Her works are best described as hallucinating or psychedelic landscapes. The landscapes she paints originate from her own imagination, thereby forming the start for the creation of fictional time and space on canvas. The painted landscapes are not “real” (in the sense that they are physically existing places, so to speak) for they only exist in the mind of the artist. The title of her Feb 2016 show at Marlborough Chelsea was called ‘Trips I’ve Never Been On’; the trips Hughes invites us to are trips that take us to specific states of mind.
The use of color in Shara’s work obviously plays an important role in the definition of her work, for it creates this characteristic dreamlike, expressionist, cinematic or narrative-like panoramic views. The colors Hughes chooses are very intuitive. From painting to painting, she tries to makes sure the palette is different. Hughes considers color very important because it has the ability to set a certain mood without having to spell it out with subject matter. Specifically with landscapes, light is very important according to Hughes, for it sets the time of the day. She is interested in being able to stretch this idea from what we normally think. For example, making a nocturnal scene with pastels, or darker colors to describe morning or afternoon.
Another recurring element in her work is the peep-through perspective or the framework in the painting itself. This calls attention to paintings just being framed experiences of illusions. Furthermore, Hughes likes the idea of telling the viewers where they stand. When we look at her work, we always have to look through some sort of frame or window in order to enter a new or unfamiliar reality: the artist’s imagination or psyche. Another component of this aim is that Hughes plays with all sorts of perspectives. She makes clear that she is the artist and that she makes deliberate choices concerning the use of color and space; she is in charge when it comes to shaping new realities. Fore- and background as well as consciousness and unconsciousness seem to merge, creating illusionistic shapes and spaces and testing the truthfulness of our perception.
Shara Hughes is based in Brooklyn, New York. She graduated from the Rhode Island School of Design (B.F.A.) in 2004. Furthermore, she attended Skowhegan School of Painting and Sculpture, and received a Joan Mitchell Fellowship to attend Vermont Studio Center in Johnson VT, and attended Anderson Ranch artist residency. Shara’s first solo show took place at Rivington Arms in 2007. She was featured as the Spotlight artist in New American Paintings issue 118. Recently, her work was positively reviewed by Artforum and the New York Times.
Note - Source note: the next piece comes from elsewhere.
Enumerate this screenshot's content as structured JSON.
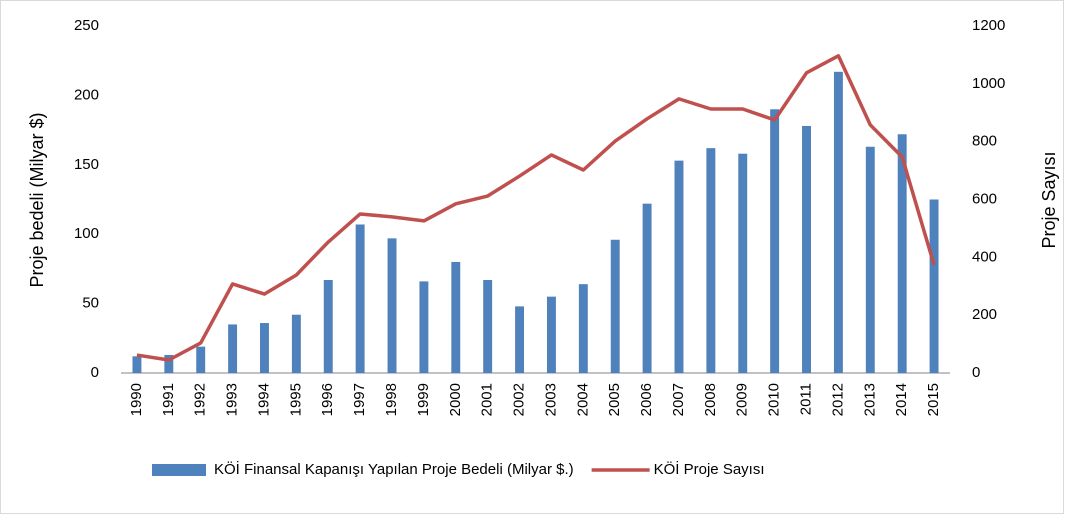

Solo exhibitions include Marlborough Chelsea, New York; Museum of Contemporary Art, Atlanta; Atlanta Contemporary Art Center, Atlanta; American Contemporary, New York; Rivington Arms, New York; Museum 52, London; Metroquadro, Rivoli; and Galerie Mikael Anderson, Copenhagen. She has participated in group exhibitions at Jack Hanley Gallery, New York; Romer Young Gallery, San Francisco; Coburn Projects, London; Salon 94, New York; Gredier Contemporary, Zurich; and the High Museum of Art, Atlanta, among others.
In February and March 2017, Shara Hughes will have a solo exhibition at the prestigious Gallery Met, New York.